To illustrate this another way, the American Heritage Dictionary published its fifth edition in 2011. Thanks to the internet, the dictionary is updated more regularly than when print alone was involved, as are several other dictionaries with online presence. As American Heritage says, “When enough people use the same word in the same new way, and when this use continues over a prolonged period of time, dictionary editors take notice” and add the new words. “Descriptivist” becomes closer to being “prescriptivist.” (Full disclosure: This columnist is a new member of American Heritage’s Usage Panel.)

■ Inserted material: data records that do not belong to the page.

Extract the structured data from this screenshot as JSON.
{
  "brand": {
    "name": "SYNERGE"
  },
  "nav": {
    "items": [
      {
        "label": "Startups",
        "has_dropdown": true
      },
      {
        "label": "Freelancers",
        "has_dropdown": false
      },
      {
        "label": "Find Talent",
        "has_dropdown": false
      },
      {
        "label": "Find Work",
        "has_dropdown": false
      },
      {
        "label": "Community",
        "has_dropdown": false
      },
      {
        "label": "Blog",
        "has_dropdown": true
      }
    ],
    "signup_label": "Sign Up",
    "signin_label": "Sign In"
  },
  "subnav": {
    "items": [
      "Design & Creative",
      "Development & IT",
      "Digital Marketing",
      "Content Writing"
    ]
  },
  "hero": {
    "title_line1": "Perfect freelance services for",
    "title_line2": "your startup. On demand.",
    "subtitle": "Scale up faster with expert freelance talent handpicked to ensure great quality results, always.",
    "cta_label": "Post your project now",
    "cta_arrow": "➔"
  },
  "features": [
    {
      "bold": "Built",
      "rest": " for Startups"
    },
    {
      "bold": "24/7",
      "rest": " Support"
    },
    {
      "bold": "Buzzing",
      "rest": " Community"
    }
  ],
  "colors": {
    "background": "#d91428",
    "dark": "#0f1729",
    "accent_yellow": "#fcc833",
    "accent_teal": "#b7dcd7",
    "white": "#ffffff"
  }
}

That acceptance philosophy applies to new uses of a word as well as new words. Some “prescriptivists” abhor the verbification of words, and still insist “contact,” for example, cannot be a verb meaning “communicate with,” though those ramparts fell in most dictionaries long ago.

American Heritage has applied new parts of speech to many words since the first publication of the fifth edition. They include words like “halter” and “artisan,” now acceptable as adjectives as well as nouns, and “comp” and “julienne,” acceptable as verbs as well as nouns. “Julienne” is also acceptable as an adjective, but not so with “comp” in American Heritage. That’s why “descriptivists” may have more fun: If you’re a “prescriptivist,” you cannot take a “comp” lesson in how to “julienne” vegetables, though someone can “comp” you the lesson.

However you slice it, language is confusing, and sometimes a matter of taste.